Conjuguer au féminin certains types de cinéma, dit masculin, pourrait être riche d'enseignements, surtout si on parle de film de prison : on pourrait assister à une passionnante réflexion sur la condition de la Femme, prisonnière d'un microcosme phallocratique où se jouent inégalité sociale, sadisme et relation de pouvoir. Malheureusement, la logique commerciale prenant souvent le pas sur toute préoccupation sociale ou féministe, on se retrouve avec des productions bas de gamme qui se contentent de pousser un public voyeur dans les salles. Seulement dans le Japon des 70's la nuance est de mise et certaines œuvres, comme La femme scorpion, se trouvent tiraillées entre cinéma d'exploitation et cinéma engagé, entre spectacle graveleux et audace artistique.


En bon représentant du Pinku eiga, La femme scorpion comporte son lot de corps dénudés et de passages sadiques. Fesses, seins et petites culottes composent ainsi la majorité des plans, Shun'ya Itô n'hésitant pas à ajouter quelques scènes purement gratuites afin de bien respecter son quota (passage sous la douche, relation lesbienne, etc.). Et comme pour mettre un peu plus à l'épreuve notre capacité à la tolérance, les jeux de pouvoir et de domination sont bien souvent réduits à une accumulation outrageuse d'humiliations, de coups et de brimade... La surenchère est tellement grossière et mal amenée qu'elle n'évite pas le mauvais goût "nanardesque", faisant ressentir bien souvent les terribles effets de la lassitude.

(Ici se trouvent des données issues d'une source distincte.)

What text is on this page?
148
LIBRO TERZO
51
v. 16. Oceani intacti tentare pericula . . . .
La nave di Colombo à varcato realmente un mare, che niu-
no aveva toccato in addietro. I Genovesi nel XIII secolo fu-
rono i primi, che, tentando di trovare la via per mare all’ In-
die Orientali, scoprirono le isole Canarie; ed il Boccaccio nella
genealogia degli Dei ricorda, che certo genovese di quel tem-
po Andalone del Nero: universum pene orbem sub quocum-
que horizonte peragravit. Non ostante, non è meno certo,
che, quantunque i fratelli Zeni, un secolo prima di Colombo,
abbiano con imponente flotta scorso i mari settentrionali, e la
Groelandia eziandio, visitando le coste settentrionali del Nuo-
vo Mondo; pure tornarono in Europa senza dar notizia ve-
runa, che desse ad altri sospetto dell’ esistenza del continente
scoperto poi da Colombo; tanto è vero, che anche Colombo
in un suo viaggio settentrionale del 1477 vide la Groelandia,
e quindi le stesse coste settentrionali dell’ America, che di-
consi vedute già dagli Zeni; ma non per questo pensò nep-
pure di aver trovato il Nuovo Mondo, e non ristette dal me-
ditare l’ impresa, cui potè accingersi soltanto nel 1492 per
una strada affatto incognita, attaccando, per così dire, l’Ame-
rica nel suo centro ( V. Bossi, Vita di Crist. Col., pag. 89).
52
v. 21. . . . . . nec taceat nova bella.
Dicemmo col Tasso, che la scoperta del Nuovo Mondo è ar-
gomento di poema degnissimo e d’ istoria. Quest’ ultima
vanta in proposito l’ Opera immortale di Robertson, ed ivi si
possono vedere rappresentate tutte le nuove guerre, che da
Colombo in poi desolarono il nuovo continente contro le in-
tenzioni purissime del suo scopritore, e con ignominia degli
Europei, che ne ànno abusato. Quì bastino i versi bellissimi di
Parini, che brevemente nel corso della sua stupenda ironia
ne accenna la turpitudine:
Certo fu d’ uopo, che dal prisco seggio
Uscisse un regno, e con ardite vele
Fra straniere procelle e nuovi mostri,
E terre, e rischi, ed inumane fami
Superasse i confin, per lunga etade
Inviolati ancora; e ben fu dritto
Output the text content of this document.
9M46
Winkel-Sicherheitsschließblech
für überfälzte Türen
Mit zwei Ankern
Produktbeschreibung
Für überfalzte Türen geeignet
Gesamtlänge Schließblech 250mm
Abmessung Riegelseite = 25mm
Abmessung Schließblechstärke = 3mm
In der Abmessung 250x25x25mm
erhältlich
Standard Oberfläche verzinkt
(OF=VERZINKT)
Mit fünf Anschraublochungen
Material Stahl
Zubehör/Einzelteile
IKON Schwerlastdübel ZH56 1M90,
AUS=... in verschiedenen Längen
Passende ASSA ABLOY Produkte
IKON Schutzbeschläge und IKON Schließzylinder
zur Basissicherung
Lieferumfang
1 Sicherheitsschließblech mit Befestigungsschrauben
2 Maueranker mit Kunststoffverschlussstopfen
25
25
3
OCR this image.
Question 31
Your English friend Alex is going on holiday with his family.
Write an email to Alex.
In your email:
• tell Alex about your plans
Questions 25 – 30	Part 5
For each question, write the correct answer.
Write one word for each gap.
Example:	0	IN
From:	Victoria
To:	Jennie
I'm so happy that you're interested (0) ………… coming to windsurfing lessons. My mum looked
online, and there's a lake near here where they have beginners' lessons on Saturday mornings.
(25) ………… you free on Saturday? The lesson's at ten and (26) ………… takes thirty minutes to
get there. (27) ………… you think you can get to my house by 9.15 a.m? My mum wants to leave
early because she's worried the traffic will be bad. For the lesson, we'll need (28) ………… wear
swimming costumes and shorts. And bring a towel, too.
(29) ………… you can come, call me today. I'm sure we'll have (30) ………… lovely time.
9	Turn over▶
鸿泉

Alors bien sûr, on comprend très vite la volonté de Shun'ya Itô de s'attaquer aux symboles du pouvoir, aux institutions, représentés ici par un milieu carcéral écrasant le plus faible et par des serviteurs dépourvus de toute humanité. Seulement notre homme maîtrise mal son sujet et tombe souvent dans le symbolisme lourdingue (le drapeau japonais qui se confond avec un drap ensanglanté, les tortionnaires machistes excessivement caricaturaux, etc.). Le manque de finesse probant vient souvent alourdir une mise en scène qui peine à s'extirper des codes inhérents à ce type de production. Résultat, certaines séquences apparaissent poussives et anesthésiantes, malgré les efforts de la belle Meiko Kaji . L'une des plus emblématiques demeure celle où notre héroïne creuse des trous sous le regard des gardiens et des autres détenues. Le message sous-jacent, a priori explicite (l'écrasement du plus faible par un pouvoir tout-puissant, la manipulation des masses permettant la pérennité du système), semble soudainement inaudible. Fort heureusement, Shun'ya Itô tentera de corriger ses errements avec le second opus, Elle s'appelait Scorpion, bien mieux réussi.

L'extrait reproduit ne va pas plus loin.